Although many animals are able to cope and recover from a negative energy balance by metabolizing body fat albeit with a negative impact on productivity at the sub-clinical stage, some metabolize too much fat, become overwhelmed with the associated by-products (ketone bodies), and develop pregnancy toxemias (before kidding) and ketosis (after kidding).
Risk factors for pregnancy toxemia include carriage of multiple fetuses, age, and extreme body condition score (BCS). Obese animals carrying multiple fetuses are at highest risk to develop disease. Clinical signs of pregnancy toxemia are usually non-specific at the onset of disease and may include anorexia, isolation from herd mates, swollen lower limbs, tremors, blindness, coma and death. In dairy goats the final month of pregnancy is a critical period for the management of energy balance because approximately 60 – 80% of fetal growth occurs during this period, and because dry matter intake declines simultaneously. Pregnancy Toxemia can be fatal in Does and Ewes if not diagnosed in a timely manner, therefore, early identification of goats at risk of developing pregnancy toxemia increases the chances of recovery.
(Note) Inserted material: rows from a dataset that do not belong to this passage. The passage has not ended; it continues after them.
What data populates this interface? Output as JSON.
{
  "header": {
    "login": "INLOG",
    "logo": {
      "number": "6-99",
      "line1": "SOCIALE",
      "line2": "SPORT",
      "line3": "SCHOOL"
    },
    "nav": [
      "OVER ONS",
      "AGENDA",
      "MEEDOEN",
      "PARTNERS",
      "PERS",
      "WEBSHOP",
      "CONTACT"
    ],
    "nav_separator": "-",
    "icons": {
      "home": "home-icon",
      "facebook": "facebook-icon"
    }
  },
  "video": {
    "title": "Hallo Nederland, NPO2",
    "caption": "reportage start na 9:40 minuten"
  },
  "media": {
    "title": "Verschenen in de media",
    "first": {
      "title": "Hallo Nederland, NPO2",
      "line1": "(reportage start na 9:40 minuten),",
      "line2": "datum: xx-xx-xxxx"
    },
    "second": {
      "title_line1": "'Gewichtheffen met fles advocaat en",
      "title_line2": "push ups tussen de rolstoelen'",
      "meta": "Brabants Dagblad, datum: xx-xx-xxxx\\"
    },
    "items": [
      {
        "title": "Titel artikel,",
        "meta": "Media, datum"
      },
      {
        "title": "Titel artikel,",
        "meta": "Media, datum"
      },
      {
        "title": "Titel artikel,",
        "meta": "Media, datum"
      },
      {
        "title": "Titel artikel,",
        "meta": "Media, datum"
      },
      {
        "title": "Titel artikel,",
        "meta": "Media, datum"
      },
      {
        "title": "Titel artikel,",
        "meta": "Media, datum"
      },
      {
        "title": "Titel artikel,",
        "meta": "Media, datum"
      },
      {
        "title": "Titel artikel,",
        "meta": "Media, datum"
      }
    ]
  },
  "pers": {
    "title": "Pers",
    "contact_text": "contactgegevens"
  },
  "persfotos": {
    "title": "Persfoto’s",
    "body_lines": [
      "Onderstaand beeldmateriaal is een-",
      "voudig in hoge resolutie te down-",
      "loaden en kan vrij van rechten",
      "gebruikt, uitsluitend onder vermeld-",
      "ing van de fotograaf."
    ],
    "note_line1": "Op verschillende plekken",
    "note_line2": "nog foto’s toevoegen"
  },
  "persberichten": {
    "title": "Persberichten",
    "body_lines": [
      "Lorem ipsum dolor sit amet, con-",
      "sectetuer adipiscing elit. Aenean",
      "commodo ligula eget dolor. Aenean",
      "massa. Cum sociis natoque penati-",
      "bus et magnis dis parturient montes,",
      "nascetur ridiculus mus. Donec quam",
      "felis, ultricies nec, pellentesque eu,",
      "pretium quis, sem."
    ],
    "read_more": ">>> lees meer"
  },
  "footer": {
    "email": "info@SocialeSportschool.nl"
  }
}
As the energy requirements of Does considerably increases with the onset of lactation, most Does will develop mild or lactational ketosis. Goats in early lactation loses excessive body weight if the feed intake quantity and quality is not adequate to meet the energy requirements of producing milk, hence animals are in negative energy balance. In dairy goats, clinical Ketosis manifests predominantly in early lactation. Does carrying multiple fetuses, undernourished or overweight animals are likely to develop clinical ketosis. Clinical signs include anorexia, recumbency, lethargy, muscle spasm of the head and neck (opisthotonos), dropped head, convulsion, sweet smelling breath, apparent blindness, bloat, teeth grinding, and frothy salivation.
Prevention of pregnancy toxemia and ketosis in goats is via nutritional management and identification of those animals at most risk. Feed intake should be monitored and adapted to meet the need of the Doe. The feed ration will invariably be different for pregnant and lactating animals and therefore body condition scoring is a useful way to monitor and identify animals at risk.
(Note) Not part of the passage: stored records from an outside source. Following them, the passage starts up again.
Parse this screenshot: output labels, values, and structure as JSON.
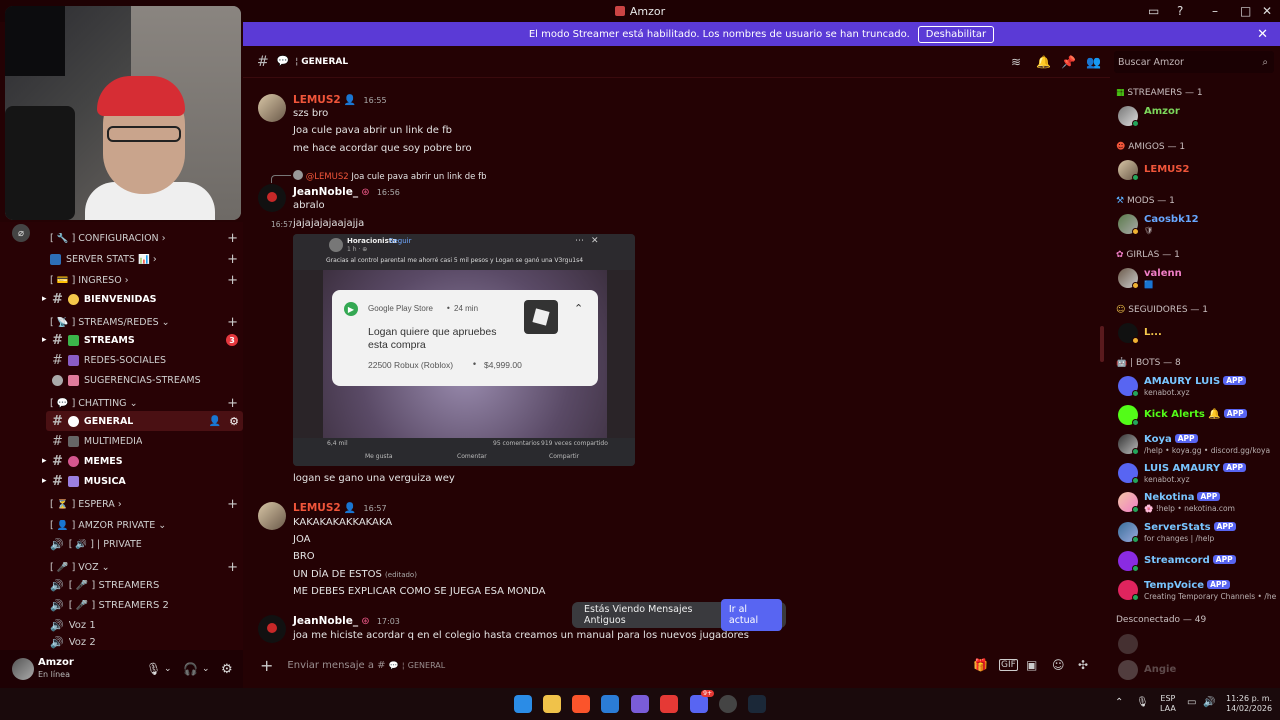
{
  "window": {
    "title": "Amzor"
  },
  "banner": {
    "text": "El modo Streamer está habilitado. Los nombres de usuario se han truncado.",
    "button": "Deshabilitar"
  },
  "channels": [
    {
      "label": "[ 🔧 ] CONFIGURACION",
      "kind": "category",
      "chevron": "›"
    },
    {
      "label": "SERVER STATS 📊",
      "kind": "category",
      "chevron": "›"
    },
    {
      "label": "[ 💳 ] INGRESO",
      "kind": "category",
      "chevron": "›"
    },
    {
      "label": "BIENVENIDAS",
      "kind": "channel",
      "bold": true
    },
    {
      "label": "[ 📡 ] STREAMS/REDES",
      "kind": "category",
      "chevron": "⌄"
    },
    {
      "label": "STREAMS",
      "kind": "channel",
      "bold": true,
      "badge": "3"
    },
    {
      "label": "REDES-SOCIALES",
      "kind": "channel"
    },
    {
      "label": "SUGERENCIAS-STREAMS",
      "kind": "channel"
    },
    {
      "label": "[ 💬 ] CHATTING",
      "kind": "category",
      "chevron": "⌄"
    },
    {
      "label": "GENERAL",
      "kind": "channel",
      "bold": true,
      "active": true
    },
    {
      "label": "MULTIMEDIA",
      "kind": "channel"
    },
    {
      "label": "MEMES",
      "kind": "channel",
      "bold": true
    },
    {
      "label": "MUSICA",
      "kind": "channel",
      "bold": true
    },
    {
      "label": "[ ⏳ ] ESPERA",
      "kind": "category",
      "chevron": "›"
    },
    {
      "label": "[ 👤 ] AMZOR PRIVATE",
      "kind": "category",
      "chevron": "⌄"
    },
    {
      "label": "[ 🔊 ] | PRIVATE",
      "kind": "voice"
    },
    {
      "label": "[ 🎤 ] VOZ",
      "kind": "category",
      "chevron": "⌄"
    },
    {
      "label": "[ 🎤 ] STREAMERS",
      "kind": "voice"
    },
    {
      "label": "[ 🎤 ] STREAMERS 2",
      "kind": "voice"
    },
    {
      "label": "Voz 1",
      "kind": "voice"
    },
    {
      "label": "Voz 2",
      "kind": "voice"
    }
  ],
  "user_panel": {
    "name": "Amzor",
    "status": "En línea"
  },
  "header": {
    "channel": "GENERAL",
    "search_placeholder": "Buscar Amzor"
  },
  "messages": {
    "m1": {
      "author": "LEMUS2",
      "time": "16:55",
      "lines": [
        "szs bro",
        "Joa cule pava abrir un link de fb",
        "me hace acordar que soy pobre bro"
      ]
    },
    "reply": {
      "mention": "@LEMUS2",
      "text": "Joa cule pava abrir un link de fb"
    },
    "m2": {
      "author": "JeanNoble_",
      "time": "16:56",
      "line1": "abralo",
      "time2": "16:57",
      "line2": "jajajajajaajajja"
    },
    "embed": {
      "page": "Horacionista",
      "follow": "Seguir",
      "meta": "1 h · ⊕",
      "caption": "Gracias al control parental me ahorré casi 5 mil pesos y Logan se ganó una V3rgu1s4",
      "store": "Google Play Store",
      "age": "24 min",
      "request": "Logan quiere que apruebes esta compra",
      "item": "22500 Robux (Roblox)",
      "price": "$4,999.00",
      "reactions": "6,4 mil",
      "comments": "95 comentarios",
      "shares": "919 veces compartido",
      "like": "Me gusta",
      "comment": "Comentar",
      "share": "Compartir"
    },
    "m2_after": "logan se gano una verguiza wey",
    "m3": {
      "author": "LEMUS2",
      "time": "16:57",
      "lines": [
        "KAKAKAKAKKAKAKA",
        "JOA",
        "BRO",
        "UN DÍA DE ESTOS",
        "ME DEBES EXPLICAR COMO SE JUEGA ESA MONDA"
      ],
      "edited": "(editado)"
    },
    "m4": {
      "author": "JeanNoble_",
      "time": "17:03",
      "line": "joa me hiciste acordar q en el colegio hasta creamos un manual para los nuevos jugadores"
    }
  },
  "old_messages": {
    "text": "Estás Viendo Mensajes Antiguos",
    "button": "Ir al actual"
  },
  "composer": {
    "placeholder": "Enviar mensaje a #",
    "channel": "GENERAL"
  },
  "members": {
    "groups": [
      {
        "label": "STREAMERS — 1",
        "members": [
          {
            "name": "Amzor",
            "color": "#7cd65b",
            "sub": ""
          }
        ]
      },
      {
        "label": "AMIGOS — 1",
        "members": [
          {
            "name": "LEMUS2",
            "color": "#f0553a",
            "sub": ""
          }
        ]
      },
      {
        "label": "MODS — 1",
        "members": [
          {
            "name": "Caosbk12",
            "color": "#67a7ff",
            "sub": "🛡"
          }
        ]
      },
      {
        "label": "GIRLAS — 1",
        "members": [
          {
            "name": "valenn",
            "color": "#f07ec6",
            "sub": "🟦"
          }
        ]
      },
      {
        "label": "SEGUIDORES — 1",
        "members": [
          {
            "name": "L...",
            "color": "#f5c84b",
            "sub": ""
          }
        ]
      },
      {
        "label": "| BOTS — 8",
        "members": [
          {
            "name": "AMAURY LUIS",
            "color": "#78c5ff",
            "sub": "kenabot.xyz",
            "app": "APP"
          },
          {
            "name": "Kick Alerts 🔔",
            "color": "#53fc18",
            "sub": "",
            "app": "APP"
          },
          {
            "name": "Koya",
            "color": "#78c5ff",
            "sub": "/help • koya.gg • discord.gg/koya",
            "app": "APP"
          },
          {
            "name": "LUIS AMAURY",
            "color": "#78c5ff",
            "sub": "kenabot.xyz",
            "app": "APP"
          },
          {
            "name": "Nekotina",
            "color": "#78c5ff",
            "sub": "🌸 !help • nekotina.com",
            "app": "APP"
          },
          {
            "name": "ServerStats",
            "color": "#78c5ff",
            "sub": "for changes | /help",
            "app": "APP"
          },
          {
            "name": "Streamcord",
            "color": "#78c5ff",
            "sub": "",
            "app": "APP"
          },
          {
            "name": "TempVoice",
            "color": "#78c5ff",
            "sub": "Creating Temporary Channels • /hel",
            "app": "APP"
          }
        ]
      }
    ],
    "offline_label": "Desconectado — 49",
    "offline_name": "Angie"
  },
  "taskbar": {
    "lang1": "ESP",
    "lang2": "LAA",
    "time": "11:26 p. m.",
    "date": "14/02/2026",
    "discord_badge": "9+"
  }
}
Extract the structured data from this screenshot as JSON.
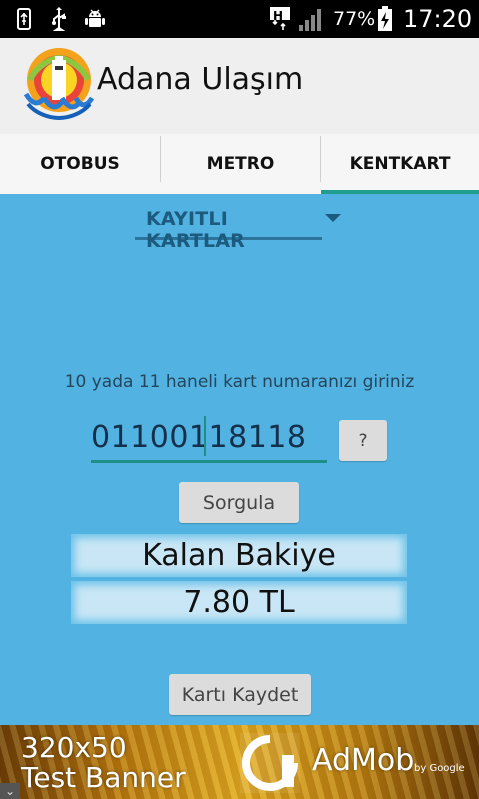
{
  "status_bar": {
    "network_type": "H",
    "battery_percent": "77%",
    "time": "17:20",
    "icons": [
      "usb-icon",
      "usb-debug-icon",
      "android-debug-icon",
      "signal-icon",
      "battery-charging-icon"
    ]
  },
  "app_bar": {
    "title": "Adana Ulaşım"
  },
  "tabs": [
    {
      "label": "OTOBUS",
      "selected": false
    },
    {
      "label": "METRO",
      "selected": false
    },
    {
      "label": "KENTKART",
      "selected": true
    }
  ],
  "colors": {
    "accent": "#1f9e8e",
    "background": "#52b2e2",
    "result_box": "#c8e6f5"
  },
  "main": {
    "spinner_label": "KAYITLI KARTLAR",
    "hint": "10 yada 11 haneli kart numaranızı giriniz",
    "card_number": "01100118118",
    "help_button": "?",
    "query_button": "Sorgula",
    "balance_label": "Kalan Bakiye",
    "balance_value": "7.80 TL",
    "save_button": "Kartı Kaydet"
  },
  "ad_banner": {
    "text_line1": "320x50",
    "text_line2": "Test Banner",
    "brand": "AdMob",
    "brand_sub": "by Google"
  }
}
One of the guiding principles of sustainable livestock production is to feed high levels of roughage in the diet so as to promote good rumen digestion. However, as the doe progresses in the late stage of pregnancy, the energy density of the ration should increase to accommodate the inevitable reduction in dry matter intake. There is evidence that in intensively reared small ruminants access to external paddocks and grazing during the late stage of pregnancy will contribute to reduce the onset of pregnancy toxemia. Over fatness should be avoided in pregnancy wherever possible. Over-feeding from mid-pregnancy onwards leads to excessive fat being laid down internally.
Different protocols and definitions of pregnancy toxemia make it difficult to know what the ideal treatment should be, especially in severe cases. In general, once recumbency occurs the prognosis for recovery is poor. For this reason the focus should be on preventing the disease.